4. işten çıkışını benim çıkışımla çakıştırabilir misin belki bi iki gün bi küçük tatil buluruz
ah onu yapsam mis gibi olucak! güya civara kaçış planımız var; ama ben kış uykusundayım. deneyelim. ben kapsamlı bi istanbul turuna da varım (bi daha öhöm).

5. bana takı yapıyor musun/yapacak mısın?
daha yapmadım; ama hazırlanıyorum. aklımda :)

6. çaycı mısın kahveci mi?
çaycı. bi de bazen türk kahveci. çarpıntı yapıyo kahve.

7. en son hangi kitabı okudun?
en son törenlerle çatalhöyük'ü bitirdim. şimdi rilke- malte laurids brigge'in notları sürünüyor. giderek yavaş okur oldum. bi de arada namus gazı'nı okudum ama tekrardı, sayılmaz.
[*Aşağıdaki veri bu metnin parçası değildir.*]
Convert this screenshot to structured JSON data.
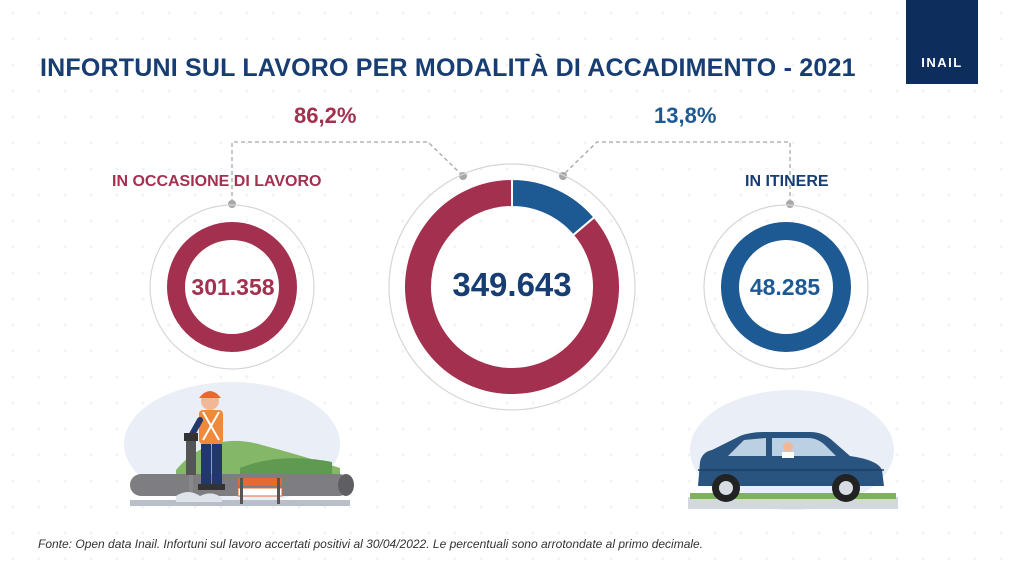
{
  "header": {
    "title": "INFORTUNI SUL LAVORO PER MODALITÀ DI ACCADIMENTO - 2021",
    "logo_text": "INAIL"
  },
  "chart_data": {
    "type": "pie",
    "title": "INFORTUNI SUL LAVORO PER MODALITÀ DI ACCADIMENTO - 2021",
    "total": 349643,
    "total_label": "349.643",
    "slices": [
      {
        "label": "IN OCCASIONE DI LAVORO",
        "value": 301358,
        "value_label": "301.358",
        "percent": 86.2,
        "percent_label": "86,2%",
        "color": "#a4304f"
      },
      {
        "label": "IN ITINERE",
        "value": 48285,
        "value_label": "48.285",
        "percent": 13.8,
        "percent_label": "13,8%",
        "color": "#1d5a94"
      }
    ],
    "colors": {
      "lavoro": "#a4304f",
      "itinere": "#1d5a94",
      "title": "#173d73"
    }
  },
  "illustrations": {
    "left": "construction-worker-jackhammer",
    "right": "car-with-driver"
  },
  "footer": {
    "source": "Fonte: Open data Inail. Infortuni sul lavoro accertati positivi al 30/04/2022.  Le percentuali sono arrotondate al primo decimale."
  }
}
8. benlerin konusunda bişi yaptın mı yeni bi doktor buldun mu?
benin yarısı koptu. ölü bi parça olduğu için panik olmadım pek, hatta işime geldi. ankarada halledicem, tembelim.

9. (tekrar) 25 26 27 ocak'tan birinde ne yapıcaz ne yapıcaz?
tarih size bağlı, mekanı da konuşuruz. bi güzel içicez gibi geliyo bana.

10.google reader'dan nasıl anlaşılıyor kaç kişinin abone olduğu?
google.com'a girince üst bantta takvim, gmail, diğer filan gibi seçenekler var. oradan reader'a giriyosunuz. arama kısmına blogu yazıyosunuz, "yayınlar"da arıyosunuz, sonuçlar çıkıyor.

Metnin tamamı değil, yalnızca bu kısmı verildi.